Self-distribution allows small breweries to play in the minor leagues for a while, Koch suggests, keeping all of their sales revenue until they grow to the point of needing a distributor. The distributor gets a more established brand, while the brewer is more likely to be a priority for the wholesaler.
Koch would also like to see the state’s franchise laws updated, forcing distributors to address complaints more quickly and making it easier for brewers to exit their contracts. Perhaps if existing brewers weren’t locked into nearly ironclad exclusive agreements, more distributors would move in and create competition among wholesalers.
Distributors have economic and political clout, so for now craft brewers are treading lightly. In this year’s regular session, the Craft Beer Guild is only asking legislators to define a brewery’s “premise” for the purposes of outdoor service or events, which has been open to interpretation.

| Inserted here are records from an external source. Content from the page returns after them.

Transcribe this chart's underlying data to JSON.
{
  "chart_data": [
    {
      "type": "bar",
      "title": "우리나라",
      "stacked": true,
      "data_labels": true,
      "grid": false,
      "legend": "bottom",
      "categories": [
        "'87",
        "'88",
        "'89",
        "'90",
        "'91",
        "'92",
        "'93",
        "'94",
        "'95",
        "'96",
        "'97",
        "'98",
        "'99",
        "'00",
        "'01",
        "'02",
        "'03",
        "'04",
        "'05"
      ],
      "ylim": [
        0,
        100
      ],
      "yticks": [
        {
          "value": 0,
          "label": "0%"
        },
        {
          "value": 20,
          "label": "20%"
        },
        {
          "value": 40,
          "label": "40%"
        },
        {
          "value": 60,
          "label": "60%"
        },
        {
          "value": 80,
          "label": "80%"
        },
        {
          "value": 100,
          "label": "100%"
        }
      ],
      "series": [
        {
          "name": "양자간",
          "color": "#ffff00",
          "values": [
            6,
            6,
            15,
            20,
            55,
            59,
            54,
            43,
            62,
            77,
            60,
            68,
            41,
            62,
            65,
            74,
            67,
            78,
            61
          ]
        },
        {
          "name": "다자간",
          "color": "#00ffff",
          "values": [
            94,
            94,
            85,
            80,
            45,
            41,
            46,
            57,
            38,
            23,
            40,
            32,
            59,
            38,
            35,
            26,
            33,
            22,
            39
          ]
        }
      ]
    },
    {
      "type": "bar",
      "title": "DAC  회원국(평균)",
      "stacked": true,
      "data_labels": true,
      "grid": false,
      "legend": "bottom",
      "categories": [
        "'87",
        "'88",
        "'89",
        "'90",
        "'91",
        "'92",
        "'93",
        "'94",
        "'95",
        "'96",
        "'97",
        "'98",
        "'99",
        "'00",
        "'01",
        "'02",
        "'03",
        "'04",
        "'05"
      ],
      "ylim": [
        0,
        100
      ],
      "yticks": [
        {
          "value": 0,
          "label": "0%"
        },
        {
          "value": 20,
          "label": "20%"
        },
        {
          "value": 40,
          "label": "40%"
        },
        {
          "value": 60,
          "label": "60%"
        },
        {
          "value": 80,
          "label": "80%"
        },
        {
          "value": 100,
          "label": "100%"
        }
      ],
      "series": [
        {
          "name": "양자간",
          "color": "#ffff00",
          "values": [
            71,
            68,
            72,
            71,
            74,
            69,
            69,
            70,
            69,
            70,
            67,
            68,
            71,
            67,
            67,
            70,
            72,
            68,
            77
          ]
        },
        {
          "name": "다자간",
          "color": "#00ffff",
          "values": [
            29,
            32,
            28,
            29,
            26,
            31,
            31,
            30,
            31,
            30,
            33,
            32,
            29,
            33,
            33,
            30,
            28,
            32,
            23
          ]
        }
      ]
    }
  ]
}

Distributors say the regulations that maintain the three-tiered system ensure a competitive market. Unlike, say, soda companies, large beer makers can’t pay for extra shelf space, says John Williams, executive director of the Beer Industry League of Louisiana, which primarily represents distributors.
While craft beers made up just 4.5% of the sales in Louisiana last year, they occupied some 18% of the retail shelf space and more than half the taps at bars and restaurants, says Williams, arguing small brewers have every opportunity to compete under the current system. By “craft beer,” he means domestic beer that isn’t produced by Yuengling or Boston Beer Company (makers of Samuel Adams) or one of the many brands owned by Anheuser-Busch InBev (makers of Budweiser) or MillerCoors.
“This is a consumer-driven industry,” Williams says.
On the importance of consumers, at least, Williams and Southern Craft’s Picou agree. Southern Craft is working on a new beer, a New England-style IPA, that acknowledges the consumer right in the name. They call it Fourth Tier.